Было бы замечательно, если бы через 5 или 15 лет наши разработки были доступны для каждого жителя нашей страны, а не только для тех, кто обращается в Национальный медицинской исследовательский центр психиатрии и неврологии им. В.М. Бехтерева. Чтобы даже в самом отдаленном и малом населенном пункте пациент с психическими расстройствами имел возможность получить медицинскую помощь с использованием современных технологий персонализированной медицины.
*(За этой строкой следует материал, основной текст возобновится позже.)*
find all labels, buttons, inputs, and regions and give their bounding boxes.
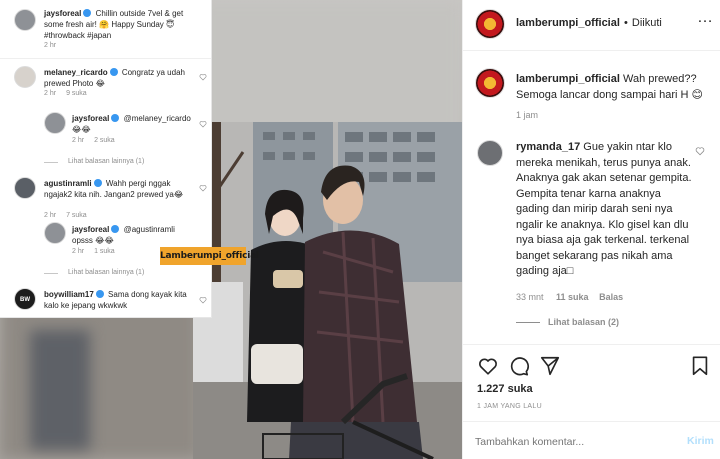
heart-icon <box>199 121 207 128</box>
background-sky <box>200 0 462 140</box>
share-button[interactable] <box>539 355 561 377</box>
verified-icon <box>93 179 102 187</box>
overlay-reply: jaysforeal @agustinramli opsss 😂😂 <box>72 225 175 245</box>
separator: • <box>623 17 628 29</box>
comment-icon <box>510 357 529 376</box>
couple-photo <box>193 122 462 459</box>
comment: rymanda_17 Gue yakin ntar klo mereka men… <box>516 140 694 280</box>
overlay-comment-meta: 2 hr 9 suka <box>44 90 87 97</box>
post-timestamp: 1 JAM YANG LALU <box>477 403 542 410</box>
view-replies-line <box>516 322 540 323</box>
post-comment-button[interactable]: Kirim <box>687 435 714 447</box>
overlay-comment: agustinramli Wahh pergi nggak ngajak2 ki… <box>44 179 184 199</box>
avatar <box>44 222 66 244</box>
like-button[interactable] <box>477 355 499 377</box>
heart-icon <box>199 185 207 192</box>
overlay-reply: jaysforeal @melaney_ricardo 😂😂 <box>72 114 191 134</box>
overlay-caption-username: jaysforeal <box>44 9 82 18</box>
comments-screenshot-overlay: jaysforeal Chillin outside 7vel & get so… <box>0 0 212 318</box>
header-divider <box>463 50 720 51</box>
overlay-comment-meta: 2 hr 7 suka <box>44 212 87 219</box>
comment-time: 33 mnt <box>516 292 544 302</box>
overlay-comment: boywilliam17 Sama dong kayak kita kalo k… <box>44 290 187 310</box>
avatar <box>44 112 66 134</box>
more-options-icon[interactable]: … <box>697 9 714 27</box>
comment-input[interactable] <box>475 432 671 452</box>
caption-username[interactable]: lamberumpi_official <box>516 73 620 85</box>
overlay-caption-time: 2 hr <box>44 42 57 49</box>
post-image[interactable]: jaysforeal Chillin outside 7vel & get so… <box>0 0 462 459</box>
divider <box>44 162 58 163</box>
comment-likes[interactable]: 11 suka <box>556 292 589 302</box>
comment-heart-icon[interactable] <box>695 146 705 156</box>
post-header: lamberumpi_official • Diikuti <box>516 17 662 29</box>
verified-icon <box>95 290 104 298</box>
follow-status[interactable]: Diikuti <box>632 17 662 29</box>
comment-text: Gue yakin ntar klo mereka menikah, terus… <box>516 141 692 277</box>
verified-icon <box>111 114 120 122</box>
profile-avatar[interactable] <box>475 9 505 39</box>
overlay-view-replies: Lihat balasan lainnya (1) <box>68 269 145 276</box>
bookmark-icon <box>692 356 708 376</box>
comment-button[interactable] <box>508 355 530 377</box>
overlay-comment: melaney_ricardo Congratz ya udah prewed … <box>44 68 185 88</box>
avatar: BW <box>14 288 36 310</box>
overlay-caption: jaysforeal Chillin outside 7vel & get so… <box>44 8 204 41</box>
verified-icon <box>111 225 120 233</box>
actions-divider <box>463 344 720 345</box>
share-icon <box>540 356 560 376</box>
verified-icon <box>83 9 92 17</box>
likes-count[interactable]: 1.227 suka <box>477 383 533 395</box>
post-sidebar: lamberumpi_official • Diikuti … lamberum… <box>462 0 720 459</box>
composer-divider <box>463 421 720 422</box>
avatar <box>14 9 36 31</box>
avatar <box>14 66 36 88</box>
overlay-reply-meta: 2 hr 2 suka <box>72 137 115 144</box>
background-figure <box>30 330 90 450</box>
heart-icon <box>199 74 207 81</box>
overlay-reply-meta: 2 hr 1 suka <box>72 248 115 255</box>
header-username[interactable]: lamberumpi_official <box>516 17 620 29</box>
comment-meta: 33 mnt 11 suka Balas <box>516 292 623 302</box>
watermark: Lamberumpi_official <box>160 247 259 265</box>
commenter-avatar[interactable] <box>477 140 503 166</box>
save-button[interactable] <box>689 355 711 377</box>
caption-avatar[interactable] <box>475 68 505 98</box>
heart-icon <box>479 358 497 375</box>
caption: lamberumpi_official Wah prewed?? Semoga … <box>516 71 712 103</box>
reply-button[interactable]: Balas <box>599 292 623 302</box>
divider <box>44 273 58 274</box>
verified-icon <box>109 68 118 76</box>
divider <box>0 58 211 59</box>
view-replies-link[interactable]: Lihat balasan (2) <box>548 317 619 327</box>
avatar <box>14 177 36 199</box>
heart-icon <box>199 297 207 304</box>
caption-time: 1 jam <box>516 110 539 120</box>
overlay-view-replies: Lihat balasan lainnya (1) <box>68 158 145 165</box>
comment-username[interactable]: rymanda_17 <box>516 141 580 153</box>
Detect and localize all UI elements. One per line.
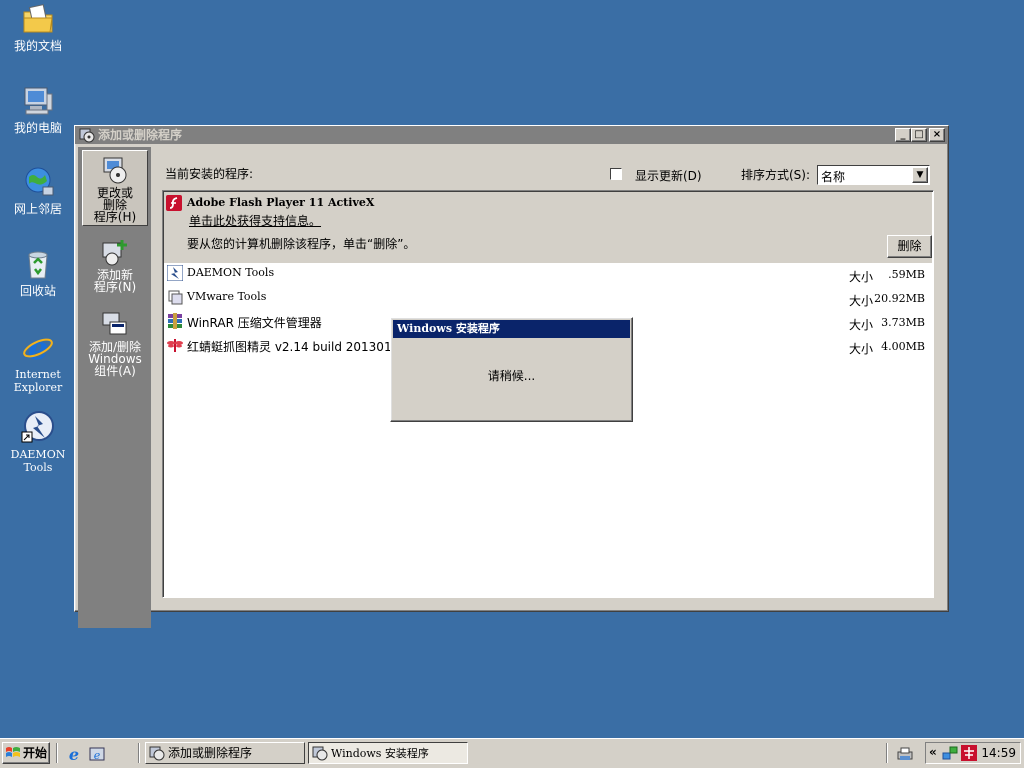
show-updates-checkbox[interactable] <box>610 168 622 180</box>
change-remove-programs-icon <box>103 157 127 184</box>
windows-logo-icon <box>6 747 20 757</box>
program-name: 红蜻蜓抓图精灵 v2.14 build 2013010 <box>187 340 400 354</box>
selected-program-name: Adobe Flash Player 11 ActiveX <box>187 196 375 209</box>
sort-by-select[interactable]: 名称 ▼ <box>817 165 930 185</box>
windows-installer-icon <box>312 746 328 761</box>
sidebar-item-label: 组件(A) <box>94 364 136 378</box>
desktop-icon-label: 回收站 <box>19 284 56 298</box>
recycle-bin-icon <box>28 251 48 279</box>
size-label: 大小 <box>849 342 874 356</box>
sort-by-value: 名称 <box>821 170 846 184</box>
printer-icon[interactable] <box>896 746 914 762</box>
screenshot-tool-icon[interactable] <box>961 745 977 761</box>
program-row[interactable]: VMware Tools 大小 20.92MB <box>165 287 931 309</box>
clock[interactable]: 14:59 <box>981 746 1016 760</box>
svg-text:e: e <box>69 746 79 762</box>
support-info-link[interactable]: 单击此处获得支持信息。 <box>189 212 321 229</box>
sidebar-item-add-new[interactable]: 添加新 程序(N) <box>82 233 148 297</box>
installed-programs-label: 当前安装的程序: <box>165 167 254 181</box>
desktop-icon-my-documents[interactable]: 我的文档 <box>0 2 76 53</box>
program-size: .59MB <box>888 268 925 281</box>
size-label: 大小 <box>849 294 874 308</box>
add-remove-programs-icon <box>149 746 165 761</box>
desktop-icon-label: DAEMON Tools <box>10 448 66 474</box>
taskbar: 开始 e e 添加或删除程序 Windows 安装程序 « 14:59 <box>0 738 1024 768</box>
task-button-windows-installer[interactable]: Windows 安装程序 <box>308 742 468 764</box>
task-label: Windows 安装程序 <box>331 747 429 760</box>
program-size: 3.73MB <box>881 316 925 329</box>
daemon-tools-icon <box>21 411 54 443</box>
vmware-icon <box>168 290 183 305</box>
program-row[interactable]: DAEMON Tools 大小 .59MB <box>165 263 931 285</box>
installer-dialog-title: Windows 安装程序 <box>397 322 500 335</box>
program-size: 4.00MB <box>881 340 925 353</box>
desktop-icon-network[interactable]: 网上邻居 <box>0 165 76 216</box>
maximize-button[interactable]: □ <box>911 128 927 142</box>
sidebar-item-label: 程序(H) <box>93 210 137 224</box>
network-connection-icon[interactable] <box>942 745 958 761</box>
window-titlebar[interactable]: 添加或删除程序 _ □ × <box>75 126 948 144</box>
task-button-add-remove-programs[interactable]: 添加或删除程序 <box>145 742 305 764</box>
task-label: 添加或删除程序 <box>168 746 253 760</box>
start-button[interactable]: 开始 <box>2 742 50 764</box>
flash-player-icon <box>166 195 182 211</box>
desktop-icon-label: 我的电脑 <box>13 121 62 135</box>
window-title: 添加或删除程序 <box>98 128 183 142</box>
show-updates-label[interactable]: 显示更新(D) <box>635 167 702 184</box>
desktop-icon-label: 网上邻居 <box>13 202 62 216</box>
installer-dialog-message: 请稍候... <box>487 369 536 383</box>
program-name: WinRAR 压缩文件管理器 <box>187 316 322 330</box>
task-divider <box>138 743 140 763</box>
desktop-icon-label: 我的文档 <box>13 39 62 53</box>
daemon-tools-icon <box>167 265 183 281</box>
chevron-down-icon[interactable]: ▼ <box>912 167 928 183</box>
system-tray: « 14:59 <box>925 742 1021 764</box>
tray-expand-button[interactable]: « <box>929 745 937 759</box>
desktop-icon-label: Internet Explorer <box>13 368 63 394</box>
desktop-icon-recycle-bin[interactable]: 回收站 <box>0 247 76 298</box>
sort-by-label: 排序方式(S): <box>741 168 811 182</box>
desktop-icon-my-computer[interactable]: 我的电脑 <box>0 84 76 135</box>
sidebar-item-change-remove[interactable]: 更改或 删除 程序(H) <box>82 150 148 226</box>
program-name: DAEMON Tools <box>187 266 275 279</box>
show-desktop-icon[interactable]: e <box>89 746 105 762</box>
network-icon <box>25 167 54 196</box>
remove-button[interactable]: 删除 <box>887 235 932 258</box>
sidebar: 更改或 删除 程序(H) 添加新 程序(N) 添加/删除 Windows 组件(… <box>78 147 151 628</box>
sidebar-item-windows-components[interactable]: 添加/删除 Windows 组件(A) <box>82 305 148 381</box>
close-button[interactable]: × <box>929 128 945 142</box>
installer-dialog-titlebar[interactable]: Windows 安装程序 <box>393 320 630 338</box>
tray-divider <box>886 743 888 763</box>
start-label: 开始 <box>23 746 48 760</box>
winrar-icon <box>168 313 182 329</box>
remove-hint-text: 要从您的计算机删除该程序，单击“删除”。 <box>187 237 416 251</box>
desktop-icon-internet-explorer[interactable]: e Internet Explorer <box>0 330 76 394</box>
computer-icon <box>24 87 53 115</box>
dragonfly-icon <box>167 339 183 352</box>
desktop-icon-daemon-tools[interactable]: DAEMON Tools <box>0 410 76 474</box>
program-size: 20.92MB <box>874 292 925 305</box>
add-remove-programs-icon <box>79 128 95 143</box>
add-new-programs-icon <box>102 240 127 266</box>
program-name: VMware Tools <box>187 290 267 303</box>
minimize-button[interactable]: _ <box>895 128 911 142</box>
internet-explorer-icon: e <box>23 330 53 364</box>
sidebar-item-label: 程序(N) <box>93 280 137 294</box>
size-label: 大小 <box>849 318 874 332</box>
windows-components-icon <box>102 312 127 335</box>
internet-explorer-icon[interactable]: e <box>66 746 82 762</box>
svg-text:e: e <box>28 330 48 364</box>
selected-program-row[interactable]: Adobe Flash Player 11 ActiveX 单击此处获得支持信息… <box>164 192 932 263</box>
quick-launch-divider <box>56 743 58 763</box>
size-label: 大小 <box>849 270 874 284</box>
svg-text:e: e <box>94 749 101 762</box>
installer-dialog: Windows 安装程序 请稍候... <box>390 317 633 422</box>
folder-documents-icon <box>23 4 53 33</box>
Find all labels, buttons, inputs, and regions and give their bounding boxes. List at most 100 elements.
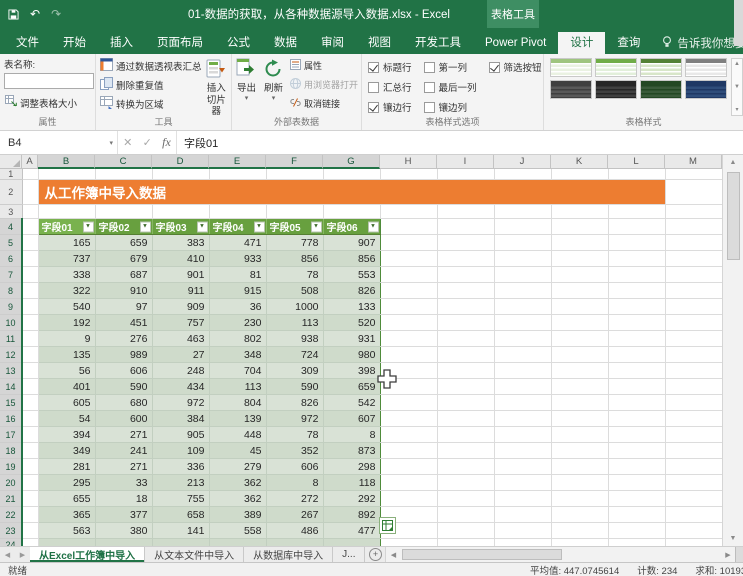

Я не совсем понимаю, что значит «идеальный мир». Я считаю, что мир всегда идеален, и сейчас он идеален, и через 50 лет он будет идеален. Все зависит от того, что мы видим: мы можем видеть возможности, а можем видеть, наоборот, проблемы. Мир можно сделать более совершенным, видя возможности, и реализовывая их.
Я не думаю, что в психиатрии будут большие прорывы в ближайшее время. Я скептически отношусь к тому, что мы будем в практическом здравоохранении диагностировать шизофрению или любое другое психическое расстройство, являющееся мультифакторным, используя генетические маркеры. Да, мы знаем, что есть генетическая предрасположенность, но болезнь может не развиться, и это зависит от многих внешних факторов. Мы должны понимать, что существует стигматизация. И диагностирование у ребенка генетических маркеров предрасположенности, например, к шизофрении — это уже стрессорный фактор, как для него самого, так и для его родителей. Поэтому, на мой взгляд, «идеальным» в психиатрии для реальной клинической практики будет использование генетических технологий для получения фармакогенетического паспорта пациентов — определения генетических маркеров эффективности и безопасности фармакотерапии. Уже у маленького ребенка будет такой паспорт, и доктор будет понимать, подходит ли ему тот или иной препарат и в какой дозе подходит. Здесь аналогию можно провести с определением группы крови.
Самое главное правило — всегда нужно искать плюсы и видеть большую цель. Даже в трудностях есть плюсы, просто их нужно понимать, понимать главную цель. Мой учитель академик В.В. Новицкий говорил своим ученикам: «Всегда думайте, как вы останетесь в истории, как ваша научная и врачебная деятельность помогает людям». Необходимо ставить для себя глобальные цели. И я всегда оцениваю свои планы и руководствуюсь в своих действиях с позиции того, что останется после моей смерти. И тогда жизнь становится очень простой. Жизнь, на мой взгляд, очень простая, и она всегда идеальная.